From the water to the land – the transformation of a settlement pattern

When the Bede started to settle down permanently 25 years ago, the Bede settlement Tongi emerged north of Dhaka. Today, one can study new building typologies of quite diverse forms there. In the beginning, the roofs of the boat were dismantled year by year in the dry season and brought to the river banks in order to execute repairs on the boats. But during the last 5 or 6 years more and more families have permanently settled down in Tongi, preferring living on land to the insecurities of river life. Their ways of earning a life has changed too, as the rivers become less and less navigable. Today, some Bede exclusively live on boats anchored at the shore while more and more have settled down on land. Thus, by and by new building types have developed out of the boat roofs that were formerly only temporarily placed on land. These types contain more or less formal and constructive borrowing from traditional elements depending on the inhabitants’ predilections. As basic types, two particular forms can be identified. On the one hand, there are the original boats, and on the other cubic forms that hardly differ from the typical self-built (corrugated iron) huts in Dhaka’s settlements of the poor. In almost all versions, there is a platform superimposed on supports. People are living on these platforms, not directly on the ground. This is caused by the sloping ground and by the changing river levels. The construction of these platforms has been adapted from boat construction. Another characteristic feature of traditional boats, the barrel-shaped roof, has also been adapted to the changed context and has become a new building element according to need. Apart from the barrel-shaped type there are also cubic huts set on supports. The measures of the huts in some cases correspond to those of the boats. These constructions convey the impression that they could easily be moved from one place to another.

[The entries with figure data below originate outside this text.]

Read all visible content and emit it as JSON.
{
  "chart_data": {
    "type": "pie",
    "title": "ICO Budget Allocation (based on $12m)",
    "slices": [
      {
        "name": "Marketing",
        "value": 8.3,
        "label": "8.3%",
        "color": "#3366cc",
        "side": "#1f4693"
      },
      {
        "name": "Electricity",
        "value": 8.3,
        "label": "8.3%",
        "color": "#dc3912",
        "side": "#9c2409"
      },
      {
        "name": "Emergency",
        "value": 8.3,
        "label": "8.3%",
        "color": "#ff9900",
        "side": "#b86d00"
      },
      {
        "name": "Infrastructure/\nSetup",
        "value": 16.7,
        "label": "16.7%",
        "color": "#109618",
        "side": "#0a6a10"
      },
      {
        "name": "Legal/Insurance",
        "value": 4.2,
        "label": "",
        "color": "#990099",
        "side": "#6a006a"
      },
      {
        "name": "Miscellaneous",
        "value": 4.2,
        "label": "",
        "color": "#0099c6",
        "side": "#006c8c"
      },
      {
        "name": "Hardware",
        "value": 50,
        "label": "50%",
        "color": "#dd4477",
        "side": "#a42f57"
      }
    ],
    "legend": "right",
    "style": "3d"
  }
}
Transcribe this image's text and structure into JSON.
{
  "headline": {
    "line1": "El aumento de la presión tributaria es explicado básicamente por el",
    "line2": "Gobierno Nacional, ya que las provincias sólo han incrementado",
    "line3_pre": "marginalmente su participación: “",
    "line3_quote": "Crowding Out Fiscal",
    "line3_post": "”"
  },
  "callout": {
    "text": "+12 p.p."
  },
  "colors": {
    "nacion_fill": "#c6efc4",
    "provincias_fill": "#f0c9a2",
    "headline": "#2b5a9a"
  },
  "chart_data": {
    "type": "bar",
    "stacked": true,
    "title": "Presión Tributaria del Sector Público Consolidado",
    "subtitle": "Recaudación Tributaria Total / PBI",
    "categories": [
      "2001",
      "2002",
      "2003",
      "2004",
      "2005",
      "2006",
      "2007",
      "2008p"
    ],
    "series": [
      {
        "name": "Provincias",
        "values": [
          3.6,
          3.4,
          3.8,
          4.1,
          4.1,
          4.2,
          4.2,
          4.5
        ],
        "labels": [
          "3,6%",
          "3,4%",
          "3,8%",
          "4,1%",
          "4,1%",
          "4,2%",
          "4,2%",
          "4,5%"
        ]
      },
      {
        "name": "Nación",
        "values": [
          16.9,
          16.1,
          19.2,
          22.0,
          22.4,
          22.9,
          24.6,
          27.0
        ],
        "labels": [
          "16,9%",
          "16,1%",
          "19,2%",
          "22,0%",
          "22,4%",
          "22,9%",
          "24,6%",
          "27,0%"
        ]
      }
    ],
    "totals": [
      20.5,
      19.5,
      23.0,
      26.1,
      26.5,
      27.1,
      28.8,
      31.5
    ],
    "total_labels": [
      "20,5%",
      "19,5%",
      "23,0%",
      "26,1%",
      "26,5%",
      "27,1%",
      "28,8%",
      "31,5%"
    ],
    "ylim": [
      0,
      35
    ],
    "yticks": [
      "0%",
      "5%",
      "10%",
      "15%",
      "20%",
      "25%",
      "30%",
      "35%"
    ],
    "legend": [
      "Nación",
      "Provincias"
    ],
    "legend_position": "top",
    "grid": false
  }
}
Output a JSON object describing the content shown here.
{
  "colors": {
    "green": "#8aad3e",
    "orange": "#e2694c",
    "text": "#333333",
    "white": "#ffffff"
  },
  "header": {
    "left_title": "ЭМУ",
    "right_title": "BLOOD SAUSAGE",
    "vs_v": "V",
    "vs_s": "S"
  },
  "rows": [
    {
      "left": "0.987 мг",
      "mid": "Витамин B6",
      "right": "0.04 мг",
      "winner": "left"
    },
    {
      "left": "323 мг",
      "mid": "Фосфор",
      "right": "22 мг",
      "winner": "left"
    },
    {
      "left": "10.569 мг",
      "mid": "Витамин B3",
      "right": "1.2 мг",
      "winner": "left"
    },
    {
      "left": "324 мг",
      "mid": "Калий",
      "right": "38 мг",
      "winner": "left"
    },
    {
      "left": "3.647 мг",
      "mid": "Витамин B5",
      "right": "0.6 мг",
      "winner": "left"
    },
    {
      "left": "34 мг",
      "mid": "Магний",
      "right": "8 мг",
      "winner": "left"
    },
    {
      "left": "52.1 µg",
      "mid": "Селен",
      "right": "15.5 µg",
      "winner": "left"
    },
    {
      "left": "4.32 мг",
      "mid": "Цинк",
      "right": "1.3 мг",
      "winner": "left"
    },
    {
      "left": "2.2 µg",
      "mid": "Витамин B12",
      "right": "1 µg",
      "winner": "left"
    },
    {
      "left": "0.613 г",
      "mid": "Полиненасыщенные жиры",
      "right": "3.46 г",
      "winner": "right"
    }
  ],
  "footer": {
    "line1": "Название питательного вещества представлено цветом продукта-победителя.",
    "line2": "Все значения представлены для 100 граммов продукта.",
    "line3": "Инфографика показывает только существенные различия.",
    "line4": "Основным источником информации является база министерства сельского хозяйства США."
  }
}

In the shore area seemingly lighter constructions of different sizes all set on (bamboo) stilts predominate, while the buildings along the slope and thus farther removed from the river bank seem to stand nearer to the ground and tend to be more voluminous. Some special types are scattered amongst them which is partly due to the fact that some families own both a boat and a hut. In many cases bamboo and other cheap materials such as plastic sheeting and textile fabrics have been used as building materials. Metal, which has gradually replaced the traditional bamboo as the building material for simple huts in Dhaka, is unaffordable to many Bede.

The encountered housing typologies of the Bede demonstrate in which way the “one room housing” of the boat, in which the Bede’s family life had organised traditionally, is becoming similar to a permanent form of settlement. Although similarly “improvised” and hybrid building forms have evolved as in other settlements of poorer communities in Dhaka, the Bede settlement has its own, specific character. One can only hope that the special culture of the Bede people will survive in their new, urban context.